The City of Denver condemned the grounds of Mount Prospect Cemetery in 1890 and commissioned their conversion into a public park. Mount Prospect had been Denver’s municipal cemetery since 1858, the year the city itself was founded, and held somewhere between five thousand and six thousand interments accumulated across three decades of frontier settlement, silver boom, and the ordinary mortality of a city growing faster than its civil infrastructure. Families were notified that they had ninety days to arrange the removal of their relatives’ remains to Fairmount Cemetery or another licensed facility. The city would handle unclaimed graves, of which there were many — the transient population of the mining era did not leave families behind to manage paperwork, and a portion of the cemetery’s population had arrived there already unidentified.

The contract for the unclaimed removals was awarded to a private undertaker at a rate per box delivered to the new location. The structure of the payment — per box, per unit, without specification of what a unit must contain — created an incentive that the contractor interpreted with considerable latitude. Eyewitness accounts collected by Denver newspapers in 1893, when the scandal broke into public view, described workers at the site disarticulating remains and packing multiple sets of bones into single boxes to maximize the count; fragments left in the ground when a body had been buried too long or too deep to recover efficiently; and coffins delivered to Fairmount that contained portions of several different people mixed without identification. The contract required boxes delivered, not persons transferred, and the contractor had read the contract carefully.

The Jewish community of Denver had organized the removal of their section independently, pooling resources to hire their own crews under rabbinical supervision, and their section of the cemetery was moved with relative completeness. The Protestant and Catholic sections, the paupers’ ground, and the section containing those buried without religious affiliation relied on the city contract. It was these sections that produced the accounts of partial remains, of graves found empty with no transfer record, of boxes at Fairmount that opened to reveal an assemblage of fragments rather than a person. The property notices and auction listings from Denver real estate in 1891 and 1892 make no reference to the removal operations underway beneath the surface of what would become one of the city’s desirable residential districts, because the connection between the two was not public knowledge until the 1893 reporting.

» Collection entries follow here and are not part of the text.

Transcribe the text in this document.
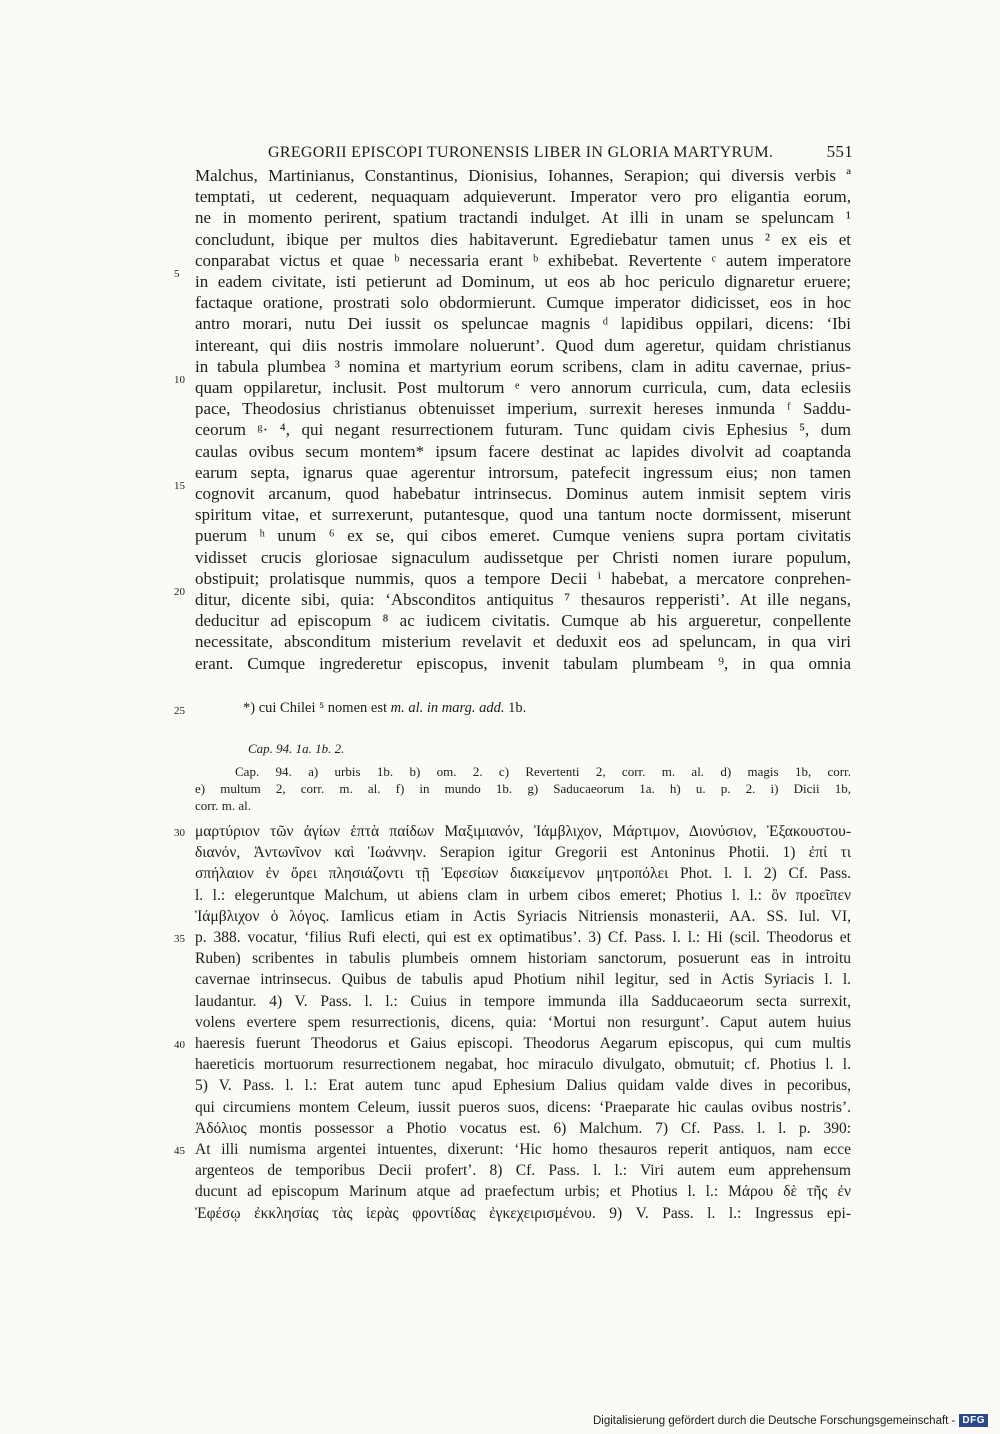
GREGORII EPISCOPI TURONENSIS LIBER IN GLORIA MARTYRUM.	551
Malchus, Martinianus, Constantinus, Dionisius, Iohannes, Serapion; qui diversis verbis ª
temptati, ut cederent, nequaquam adquieverunt. Imperator vero pro eligantia eorum,
ne in momento perirent, spatium tractandi indulget. At illi in unam se speluncam ¹
concludunt, ibique per multos dies habitaverunt. Egrediebatur tamen unus ² ex eis et
conparabat victus et quae ᵇ necessaria erant ᵇ exhibebat. Revertente ᶜ autem imperatore
in eadem civitate, isti petierunt ad Dominum, ut eos ab hoc periculo dignaretur eruere;
factaque oratione, prostrati solo obdormierunt. Cumque imperator didicisset, eos in hoc
antro morari, nutu Dei iussit os speluncae magnis ᵈ lapidibus oppilari, dicens: ‘Ibi
intereant, qui diis nostris immolare noluerunt’. Quod dum ageretur, quidam christianus
in tabula plumbea ³ nomina et martyrium eorum scribens, clam in aditu cavernae, prius-
quam oppilaretur, inclusit. Post multorum ᵉ vero annorum curricula, cum, data eclesiis
pace, Theodosius christianus obtenuisset imperium, surrexit hereses inmunda ᶠ Saddu-
ceorum ᵍ· ⁴, qui negant resurrectionem futuram. Tunc quidam civis Ephesius ⁵, dum
caulas ovibus secum montem* ipsum facere destinat ac lapides divolvit ad coaptanda
earum septa, ignarus quae agerentur introrsum, patefecit ingressum eius; non tamen
cognovit arcanum, quod habebatur intrinsecus. Dominus autem inmisit septem viris
spiritum vitae, et surrexerunt, putantesque, quod una tantum nocte dormissent, miserunt
puerum ʰ unum ⁶ ex se, qui cibos emeret. Cumque veniens supra portam civitatis
vidisset crucis gloriosae signaculum audissetque per Christi nomen iurare populum,
obstipuit; prolatisque nummis, quos a tempore Decii ⁱ habebat, a mercatore conprehen-
ditur, dicente sibi, quia: ‘Absconditos antiquitus ⁷ thesauros repperisti’. At ille negans,
deducitur ad episcopum ⁸ ac iudicem civitatis. Cumque ab his argueretur, conpellente
necessitate, absconditum misterium revelavit et deduxit eos ad speluncam, in qua viri
erant. Cumque ingrederetur episcopus, invenit tabulam plumbeam ⁹, in qua omnia
5
10
15
20
25	*) cui Chilei ⁵ nomen est m. al. in marg. add. 1b.
Cap. 94. 1a. 1b. 2.
Cap. 94. a) urbis 1b. b) om. 2. c) Revertenti 2, corr. m. al. d) magis 1b, corr.
e) multum 2, corr. m. al. f) in mundo 1b. g) Saducaeorum 1a. h) u. p. 2. i) Dicii 1b,
corr. m. al.
μαρτύριον τῶν ἁγίων ἑπτὰ παίδων Μαξιμιανόν, Ἰάμβλιχον, Μάρτιμον, Διονύσιον, Ἐξακουστου-
διανόν, Ἀντωνῖνον καὶ Ἰωάννην. Serapion igitur Gregorii est Antoninus Photii. 1) ἐπί τι
σπήλαιον ἐν ὄρει πλησιάζοντι τῇ Ἐφεσίων διακείμενον μητροπόλει Phot. l. l. 2) Cf. Pass.
l. l.: elegeruntque Malchum, ut abiens clam in urbem cibos emeret; Photius l. l.: ὃν προεῖπεν
Ἰάμβλιχον ὁ λόγος. Iamlicus etiam in Actis Syriacis Nitriensis monasterii, AA. SS. Iul. VI,
p. 388. vocatur, ‘filius Rufi electi, qui est ex optimatibus’. 3) Cf. Pass. l. l.: Hi (scil. Theodorus et
Ruben) scribentes in tabulis plumbeis omnem historiam sanctorum, posuerunt eas in introitu
cavernae intrinsecus. Quibus de tabulis apud Photium nihil legitur, sed in Actis Syriacis l. l.
laudantur. 4) V. Pass. l. l.: Cuius in tempore immunda illa Sadducaeorum secta surrexit,
volens evertere spem resurrectionis, dicens, quia: ‘Mortui non resurgunt’. Caput autem huius
haeresis fuerunt Theodorus et Gaius episcopi. Theodorus Aegarum episcopus, qui cum multis
haereticis mortuorum resurrectionem negabat, hoc miraculo divulgato, obmutuit; cf. Photius l. l.
5) V. Pass. l. l.: Erat autem tunc apud Ephesium Dalius quidam valde dives in pecoribus,
qui circumiens montem Celeum, iussit pueros suos, dicens: ‘Praeparate hic caulas ovibus nostris’.
Ἀδόλιος montis possessor a Photio vocatus est. 6) Malchum. 7) Cf. Pass. l. l. p. 390:
At illi numisma argentei intuentes, dixerunt: ‘Hic homo thesauros reperit antiquos, nam ecce
argenteos de temporibus Decii profert’. 8) Cf. Pass. l. l.: Viri autem eum apprehensum
ducunt ad episcopum Marinum atque ad praefectum urbis; et Photius l. l.: Μάρου δὲ τῆς ἐν
Ἐφέσῳ ἐκκλησίας τὰς ἱερὰς φροντίδας ἐγκεχειρισμένου. 9) V. Pass. l. l.: Ingressus epi-
30
35
40
45
Digitalisierung gefördert durch die Deutsche Forschungsgemeinschaft - DFG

The city’s response to the scandal was administrative rather than prosecutorial. The contractor was not charged with any crime, because the contract had not legally required what the public assumed it had required, and the legal distinction between inadequate performance of a burial contract and criminal desecration of remains was ambiguous enough in Colorado law of the period to make prosecution uncertain. A new contractor was engaged to conduct a supplementary survey and recover additional remains; that survey was itself incomplete, and the city health board that oversaw it filed a report that certified the work done without specifying how much remained undone. The park opened. The botanical garden section opened. The obituary records for families who attempted to relocate relatives from Mount Prospect in the early 1890s include a recurring notation: “remains not located.”

Denver in the 1890s was a city in the process of becoming something larger and more permanent than the camp it had started as, and that process required converting frontier-era ground — the graves, the clay lots, the old commercial sites — into civic infrastructure. The conversion at Cheesman Park was the most consequential of these operations and the least carefully managed. The death records in this archive’s correspondence files for the Mount Prospect period contain multiple entries where the transfer notation is blank or marked uncertain, representing people interred in one location whose current resting place cannot be determined from any available documentation. The park is well-maintained and heavily used. The documentation is not well-maintained and not used at all.